On the ‘yes’ side, while the imagining of different missional approaches and futures in Anglican Schools may not have been widespread, new missional activities are happening anyway. All over the country and in many different places.
Just as it has been a slow process for parishes to shift to mission mode this is also the case for schools. But it is happening.
This can be seen in all kinds of experiments that are broadening the Christian mission of the school and moving it into new and exciting territory.
I see it happening in the emergence of community chaplains whose focus is on the wider school community including parents and the local community.
I see it in the emergence of mission and ministry teams in schools who share a common vision and mission which expands beyond what has been possible for solo chaplains.
I see it in the development of congregations planted within school communities.
And I see it in the slow emergence of Directors of Mission, lay and ordained, who oversee the mission and ministry strategy of their school.
What do you see? Have Anglican Schools moved into mission mode? What would a mission shaped school look like?
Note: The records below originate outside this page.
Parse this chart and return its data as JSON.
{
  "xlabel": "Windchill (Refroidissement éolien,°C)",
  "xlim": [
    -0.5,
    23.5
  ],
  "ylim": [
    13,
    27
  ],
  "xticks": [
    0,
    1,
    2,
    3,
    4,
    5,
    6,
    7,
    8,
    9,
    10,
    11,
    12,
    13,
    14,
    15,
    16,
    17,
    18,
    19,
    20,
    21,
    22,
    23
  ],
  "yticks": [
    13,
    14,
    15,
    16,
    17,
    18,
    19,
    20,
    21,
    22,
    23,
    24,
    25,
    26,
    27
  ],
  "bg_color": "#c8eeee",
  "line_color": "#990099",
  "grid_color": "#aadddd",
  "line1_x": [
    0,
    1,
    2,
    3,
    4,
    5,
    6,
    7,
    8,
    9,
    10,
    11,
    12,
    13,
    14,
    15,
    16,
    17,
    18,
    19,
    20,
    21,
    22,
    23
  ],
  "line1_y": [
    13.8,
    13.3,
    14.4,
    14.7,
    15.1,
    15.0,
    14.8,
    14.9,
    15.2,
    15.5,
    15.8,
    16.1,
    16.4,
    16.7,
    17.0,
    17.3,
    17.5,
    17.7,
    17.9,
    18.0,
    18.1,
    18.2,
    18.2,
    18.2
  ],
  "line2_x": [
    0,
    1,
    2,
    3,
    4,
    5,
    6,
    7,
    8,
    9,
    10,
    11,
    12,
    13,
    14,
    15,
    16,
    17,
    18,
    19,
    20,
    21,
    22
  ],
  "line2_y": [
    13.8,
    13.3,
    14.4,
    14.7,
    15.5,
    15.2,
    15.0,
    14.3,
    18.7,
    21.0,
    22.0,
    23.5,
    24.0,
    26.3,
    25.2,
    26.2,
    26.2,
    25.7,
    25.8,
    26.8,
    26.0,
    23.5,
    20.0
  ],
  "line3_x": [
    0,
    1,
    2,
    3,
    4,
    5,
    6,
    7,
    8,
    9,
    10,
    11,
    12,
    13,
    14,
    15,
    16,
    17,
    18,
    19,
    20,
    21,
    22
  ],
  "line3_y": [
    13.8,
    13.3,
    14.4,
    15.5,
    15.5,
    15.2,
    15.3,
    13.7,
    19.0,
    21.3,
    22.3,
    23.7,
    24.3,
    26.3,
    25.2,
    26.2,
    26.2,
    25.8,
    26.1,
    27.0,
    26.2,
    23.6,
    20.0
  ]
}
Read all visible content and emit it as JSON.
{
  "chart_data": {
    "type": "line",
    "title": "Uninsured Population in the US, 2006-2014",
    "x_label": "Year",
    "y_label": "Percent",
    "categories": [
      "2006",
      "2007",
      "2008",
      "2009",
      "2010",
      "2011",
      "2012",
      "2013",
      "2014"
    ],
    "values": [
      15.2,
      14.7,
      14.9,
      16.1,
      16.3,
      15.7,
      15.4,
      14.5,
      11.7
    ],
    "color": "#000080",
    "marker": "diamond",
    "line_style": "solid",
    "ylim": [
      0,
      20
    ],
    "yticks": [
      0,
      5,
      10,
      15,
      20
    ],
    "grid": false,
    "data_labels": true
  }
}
This is a good article, Greg. As an Anglican with grandsons in an Anglican school, children whose parents are not Christian or religious at all, the boys were transfixed by and deeply attracted to the prayerful and liturgical elements of Chapel in primary school, but quite “turned off” by a rather narrow, punitive and dogmatic approach taken to Christianity in the later school years. I know it’s a very small sample, but wonder if it is typical of non-Christians’ experienced of Anglican schools?
Julianne – You will find a huge diversity in Anglican Schools not just across Australia but across individual Dioceses. It isn’t unusual for primary school aged students to be deeply engaged in worship and religious education but it becomes harder to maintain this as they get older.